One sister court has addressed the precise issue before us. See Towns Real Estate & Appraisal Services, Inc. v. Resolution Trust Corp., 753 F.Supp. 914 (N.D.Ala.1991). In Towns Real Estate, the court first looked at two earlier district court cases dealing generally with the issue of removal. See American Savings & Loan Assoc. v. Hoss, 716 F.Supp. 979 (S.D.Tex.1989); Federal Deposit Ins. Corp. v. Norwood, 726 F.Supp. 1073 (S.D.Tex.1989). See also Fed. Deposit Ins. Corp. v. Loyd, 744 F.Supp. 126 (N.D.Tex.1990). In both these cases the time for removal began to run from the date the governmental agency was appointed as receiver and not from the date the agency first appeared in the local action. Towns Real Estate, 753 F.Supp. at 915-16; American Savings & Loan, 716 F.Supp. at 980; Federal Deposit Ins. Co., 726 F.Supp. at 1075-77. Accord Woburn Five Cents Sav. Bank v. Robert M. Hicks, 930 F.2d 965, 968-71 (1st Cir.1991) (“[W]e think the more reasonable approach is to treat the FDIC as a full party as a matter of law at the time of appointment since, at that time, the bank ceases to operate independently.”). The court in Town Real Estate thus opined:

RTC could have removed this case the day after it became receiver of City Federal on September 14, 1990. The whole concept of a specific time period within which removal can take place is built on the idea that the time begins to run on the date when the case could first have been removed. The pertinent statutory language here provides that RTC “shall be substituted as a party in any civil action....” 12 U.S.C. § 1441a(Z)(2) (emphasis supplied). This language is mandatory. It does not give RTC or the state court any discretion in the matter. Therefore, “substitution” does not depend upon any action being taken by RTC or the state court.

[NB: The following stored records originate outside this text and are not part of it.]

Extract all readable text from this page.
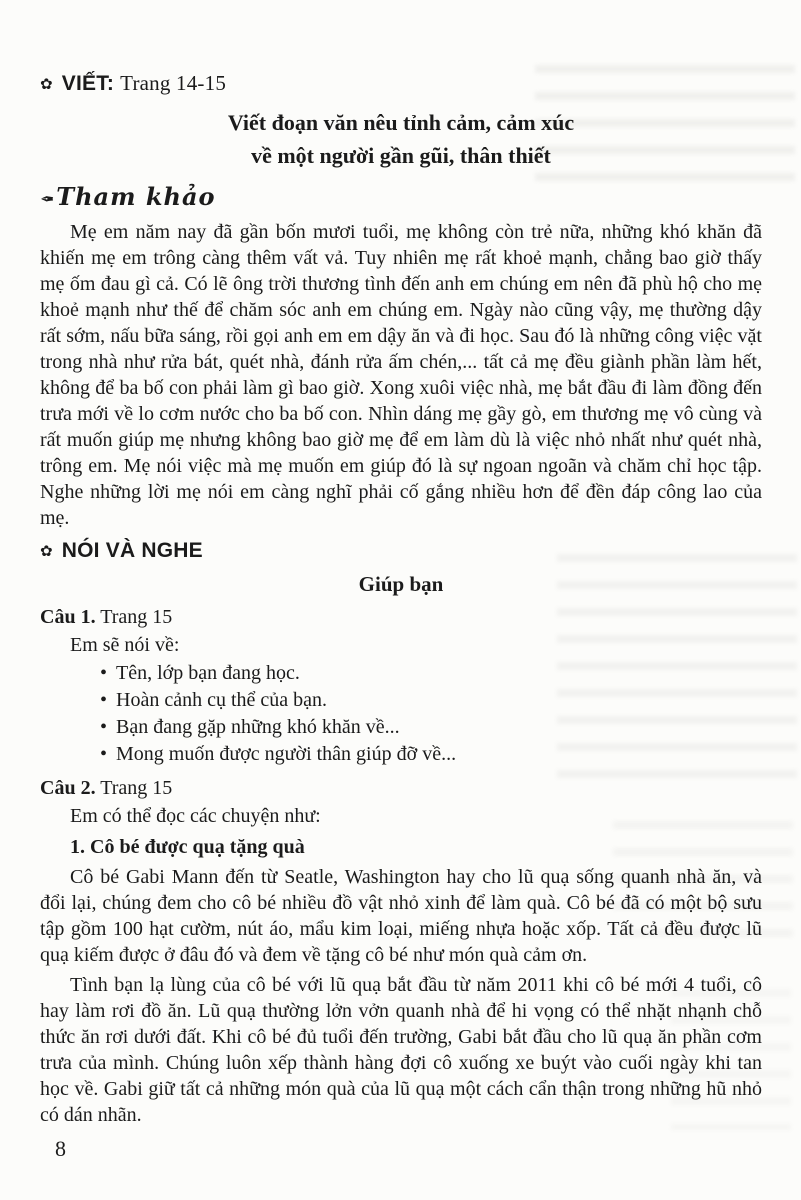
✿ VIẾT: Trang 14-15
Viết đoạn văn nêu tỉnh cảm, cảm xúc
về một người gần gũi, thân thiết
✒Tham khảo

Mẹ em năm nay đã gần bốn mươi tuổi, mẹ không còn trẻ nữa, những khó khăn đã khiến mẹ em trông càng thêm vất vả. Tuy nhiên mẹ rất khoẻ mạnh, chẳng bao giờ thấy mẹ ốm đau gì cả. Có lẽ ông trời thương tình đến anh em chúng em nên đã phù hộ cho mẹ khoẻ mạnh như thế để chăm sóc anh em chúng em. Ngày nào cũng vậy, mẹ thường dậy rất sớm, nấu bữa sáng, rồi gọi anh em em dậy ăn và đi học. Sau đó là những công việc vặt trong nhà như rửa bát, quét nhà, đánh rửa ấm chén,... tất cả mẹ đều giành phần làm hết, không để ba bố con phải làm gì bao giờ. Xong xuôi việc nhà, mẹ bắt đầu đi làm đồng đến trưa mới về lo cơm nước cho ba bố con. Nhìn dáng mẹ gầy gò, em thương mẹ vô cùng và rất muốn giúp mẹ nhưng không bao giờ mẹ để em làm dù là việc nhỏ nhất như quét nhà, trông em. Mẹ nói việc mà mẹ muốn em giúp đó là sự ngoan ngoãn và chăm chỉ học tập. Nghe những lời mẹ nói em càng nghĩ phải cố gắng nhiều hơn để đền đáp công lao của mẹ.

✿ NÓI VÀ NGHE
Giúp bạn
Câu 1. Trang 15

Em sẽ nói về:

• Tên, lớp bạn đang học.
• Hoàn cảnh cụ thể của bạn.
• Bạn đang gặp những khó khăn về...
• Mong muốn được người thân giúp đỡ về...
Câu 2. Trang 15

Em có thể đọc các chuyện như:

1. Cô bé được quạ tặng quà

Cô bé Gabi Mann đến từ Seatle, Washington hay cho lũ quạ sống quanh nhà ăn, và đổi lại, chúng đem cho cô bé nhiều đồ vật nhỏ xinh để làm quà. Cô bé đã có một bộ sưu tập gồm 100 hạt cườm, nút áo, mẩu kim loại, miếng nhựa hoặc xốp. Tất cả đều được lũ quạ kiếm được ở đâu đó và đem về tặng cô bé như món quà cảm ơn.

Tình bạn lạ lùng của cô bé với lũ quạ bắt đầu từ năm 2011 khi cô bé mới 4 tuổi, cô hay làm rơi đồ ăn. Lũ quạ thường lởn vởn quanh nhà để hi vọng có thể nhặt nhạnh chỗ thức ăn rơi dưới đất. Khi cô bé đủ tuổi đến trường, Gabi bắt đầu cho lũ quạ ăn phần cơm trưa của mình. Chúng luôn xếp thành hàng đợi cô xuống xe buýt vào cuối ngày khi tan học về. Gabi giữ tất cả những món quà của lũ quạ một cách cẩn thận trong những hũ nhỏ có dán nhãn.

8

The obtaining of a formal order of substitution in the state proceeding is a redundancy, albeit a permissible one. RTC could shortcut any such procedure and simply file its notice of removal directly in the federal district court, reciting the pertinent facts. To conclude otherwise could create a chaotic condition in the state courts. It would cause consternation not only among the state judiciary but among the state court litigants, while they waited for the possible RTC removal shoe to drop, perhaps years into complex litigation.

753 F.Supp. at 916.

This same concern about giving RTC unfettered control over the removal clock was shared by the district court in Hellon & Assoc. v. Phoenix Resort Corp., 755 F.Supp. 280, 282-83 (D.Ariz.1990). In Hellon & Assoc., the court found that, where RTC is appointed conservator or receiver, they should be deemed as substituted in the pending state court action as of the date the bank filed the action. As the court discussed,

[u]nder this interpretation, the timing of the removal period would run as of the date of the filing of the action. Note that from plaintiffs perspective, any other interpretation effectively would give RTC the power to determine when the removal period begins to run. This would basically give the RTC unfettered control over the removal process.